Bloom Filters: A Powerful Tool
(credit: image source)
BloomFilter is a new Ruby library (available as a gem - gem install bloomfilter) by Bryan Duxbury that provides operations to create and query "bloom filters", an extremely space-efficient "probablistic data structure" that makes it quick and easy to test set membership. This all sounds incredibly geeky and uninteresting until you discover how bloom filters can be used to make things like ultra-fast, low-overhead spell checkers, spam filters, stop word removers, and other tools that require checking two sets of data against each other. Bryan's use for bloom filters (and BloomFilter) was to search a big list of 500 million hashes against a set of 40 million hashes. Given the size of each hash, coupled with the large quantity, a major, memory hungry task was looming. Bloom filters enabled the task to reduce from a 20 day running time to just 8 hours.
BloomFilter is partially influenced and based on a library I wrote a couple of months ago called BloominSimple (not available as a gem, but the code is simple). In my case I wrote BloominSimple to perform super-fast stop word removal (removing short, meaningless words from content). Using a "traditional" array based technique proved too slow on large collections of text, but with a bloom filter solution the time was reduced by an order of magnitude. Another library called sBloomFilter that uses C is also available, although I'm unfamiliar with its feature set.
Bloom filters are useful to have in your programming arsenal, so if you're not already familiar with them, there might be a way to significantly improve performance on some of your heavier comparison routines.
September 13, 2007 at 12:32 am
It sounds awesome.
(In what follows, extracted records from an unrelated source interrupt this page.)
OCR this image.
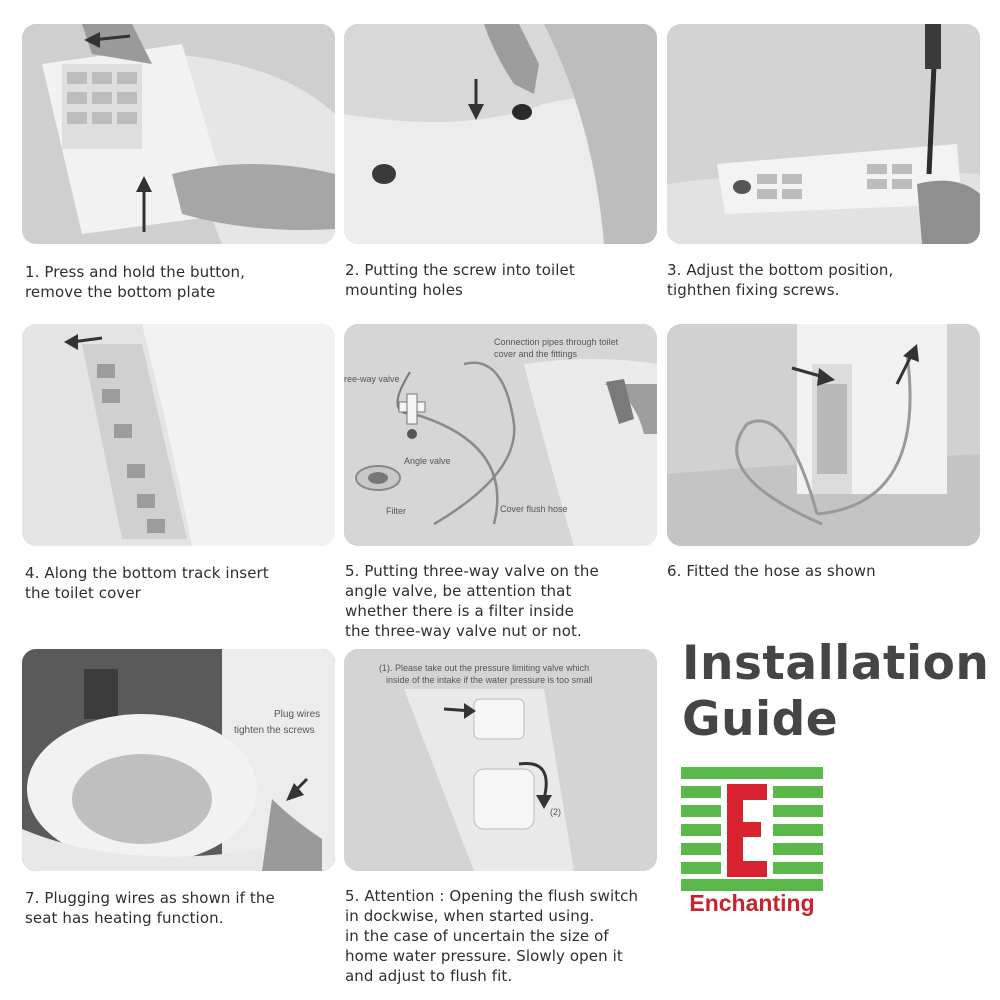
1. Press and hold the button,
remove the bottom plate
2. Putting the screw into toilet
mounting holes
3. Adjust the bottom position,
tighthen fixing screws.
Connection pipes through toilet
cover and the fittings
ree-way valve
Angle valve
Filter	Cover flush hose
4. Along the bottom track insert
the toilet cover
5. Putting three-way valve on the
angle valve, be attention that
whether there is a filter inside
the three-way valve nut or not.
6. Fitted the hose as shown
Plug wires
tighten the screws
(1). Please take out the pressure limiting valve which
inside of the intake if the water pressure is too small
(2)
7. Plugging wires as shown if the
seat has heating function.
5. Attention : Opening the flush switch
in dockwise, when started using.
in the case of uncertain the size of
home water pressure. Slowly open it
and adjust to flush fit.
Installation
Guide
Enchanting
Maybe I will try when time's right.
September 24, 2007 at 11:42 am
It is a very simple algorithm. In the image, s is the string, g's are some hashing functions whose output is a bit position in the array.
insertion -
s is passed to all the g's and their output is marked as 1 in the array
searching
s is passed to all the g's and their output position is queried. If all the positions have 1, then the string was inserted once, and is a positive.
Disadvantage is false positives, if many strings are inserted, some of combined the 1's may represent a string not yet inserted.